De la Norvège à la Grèce, en passant par l’Espagne, l’Autriche, l’Allemagne ou la Serbie, le forum lyonnaise European Lab de Lyon possède une myriade de cousins. Ce sont eux que le projet We Are Europe fédère pour trois ans. De 2016 à 2018, huit festivals européens et leurs forums concomitants vont mener de concert une réflexion sur la culture indépendante et ses sources de financement, sur l’évolution des politiques publiques et l’émergence d’une nouvelle génération d’entrepreneurs dans ce domaine.

L’European Lab, c’est donc le pendant prospectif des Nuits sonores de Lyon. Lancé en 2011, huit ans après la création du festival de musique electro, ce rendez-vous mêle conférences, débats et workshops sur le thème de l’innovation culturelle. En parallèle de la programmation musicale, il se veut un carrefour des problématiques qui agitent le secteur, tant du côté des professionnels que du grand public.

Cartographie. Après avoir contribué à la mutation de la scène et de l'industrie musicales mondiales, c'est au chevet du modèle culturel européen que l'electro passe désormais une partie de ses nuits. «La génération née de la révolution techno a un rapport particulier à l'Europe, très intime, estime Vincent Carry, président d'Arty Farty, qui produit les Nuits sonores à Lyon et pilote le projet We Are Europe. Elle a été incroyablement mobile, depuis le début des années 90 et a inventé sa propre carte sensible de l'Europe, au-delà des frontières administratives, incluant bien sûr la Turquie, mais aussi le Maghreb, toute l'Europe de l'Est…»
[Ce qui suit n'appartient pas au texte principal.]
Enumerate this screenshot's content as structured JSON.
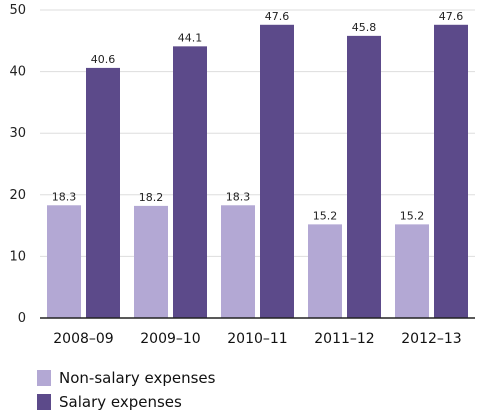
{
  "chart_data": {
    "type": "bar",
    "categories": [
      "2008–09",
      "2009–10",
      "2010–11",
      "2011–12",
      "2012–13"
    ],
    "series": [
      {
        "name": "Non-salary expenses",
        "values": [
          18.3,
          18.2,
          18.3,
          15.2,
          15.2
        ],
        "color": "#b3a8d4"
      },
      {
        "name": "Salary expenses",
        "values": [
          40.6,
          44.1,
          47.6,
          45.8,
          47.6
        ],
        "color": "#5c4a8a"
      }
    ],
    "data_labels": [
      [
        "18.3",
        "18.2",
        "18.3",
        "15.2",
        "15.2"
      ],
      [
        "40.6",
        "44.1",
        "47.6",
        "45.8",
        "47.6"
      ]
    ],
    "y_ticks": [
      "0",
      "10",
      "20",
      "30",
      "40",
      "50"
    ],
    "ylim": [
      0,
      50
    ],
    "grid": true,
    "legend_position": "bottom-left",
    "title": "",
    "xlabel": "",
    "ylabel": ""
  }
}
La cartographie de We Are Europe déborde elle aussi le cadre de l’UE, comptant parmi ses partenaires la Norvège et associant également des pays candidats, tels l’Albanie ou le Kosovo. Le coup d’envoi de cette fédération inédite a eu lieu en avril à Belgrade, lors du festival Resonate. C’est aujourd’hui au tour des Nuits sonores-European Lab de mener le bal à Lyon, avant Sónar (Barcelone) en juin. En toute logique, We Are Europe profite de la manne européenne. Près d’un des deux millions d’euros du budget de l’événement provient d’une subvention accordée par le nouveau programme de l’UE, Creative Europe.

«Lourde mission». «L'Europe reste un lieu des possibles, où la diversité, les collaborations dépassant le cadre national sont encore fertiles», se félicite Bernhard Steirer, cofondateur du festival autrichien Elevate, en charge d'une carte blanche à l'European Lab. Et de pointer l'urgence politique : «C'est vraiment le moment d'activer les réseaux pour encourager la mobilité des citoyens européens, comme un contrepoint aux frontières, au nationalisme, à cette Europe-là qui est aussi en train de se développer.»

Une «lourde mission» qui incombe, selon Vincent Carry, à cette génération des «European natives» : «Nous devons nous souvenir que nous aimons cette Europe, que nous en sommes l'essence même. Sandro Gozi, le secrétaire d'Etat italien aux Affaires européennes, vient de le rappeler : Umberto Eco avait prédit il y a plus de vingt ans que l'Europe serait construite par les couples Erasmus. Aujourd'hui, ils ont donné naissance à plus d'un million d'enfants !» Les enfants de la techno.